Initial Public Stock Offering Trader Implications. The first implication for I.P.O. investors is that large investors will, in many cases, lose their protected status that allowed them the first chance to purchase a new stock offering. The market will be more competitive from the buyer side. The second implication is that smaller investors will now have a better chance to buy stock through IPOs.
Traditional Investment Banker Implications. The first implication for traditional investment bankers is that they can expect competition from online firms for public stock offering's with the result being less demand for their services. This is especially true for new Internet-based companies that wish to maximize the revenues they receive from their IPO. The second implication is a more competitive market will reduce the percentages paid by companies for the investment banking services. Even when their services are preferred it will be difficult to demand the traditional higher commission rates they commanded in the past.

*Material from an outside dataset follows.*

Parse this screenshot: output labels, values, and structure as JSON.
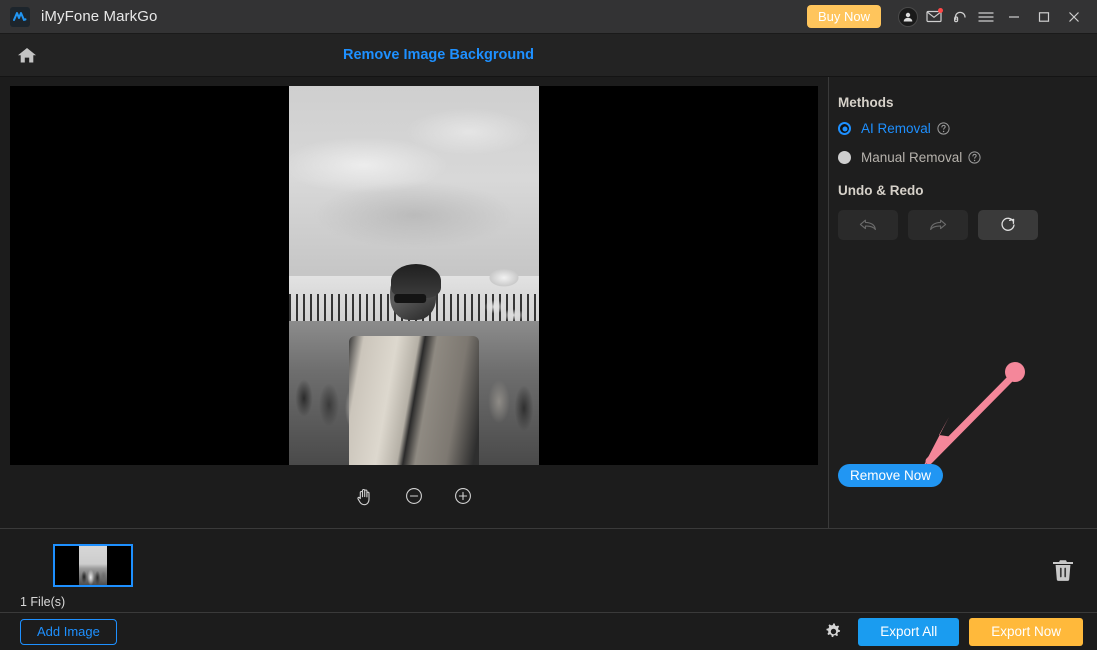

Implications for Online Investment Bankers. The first implication for online investment bankers is that they should expect an increase in the number of IPO offerings being made through the Internet because transaction fees are lower. Lower transaction fees, and access to a larger market, provide financial benefits to both IPO sellers and buyers.
The second implication is these companies have 2 strategic options in this new "e-manager" market. To enter the IPO intermediary market, companies will likely have to initially compete on price, by offering their services for a low commission rate. The online investment bankers who succeed in the long run will be the ones that are an early market entrant and become a trusted intermediary.
Once the intermediary company has gained a reputation as a trusted broker for IPO sales, they can increase their fees as they differentiate themselves from late market entrants.
The overall conclusion of this Initial Public
Stock Offering special report is IPO sellers and buyers are better
off with more investment banking options. IPO sellers now have a
choice of 2 alternatives each with their own strengths and weaknesses.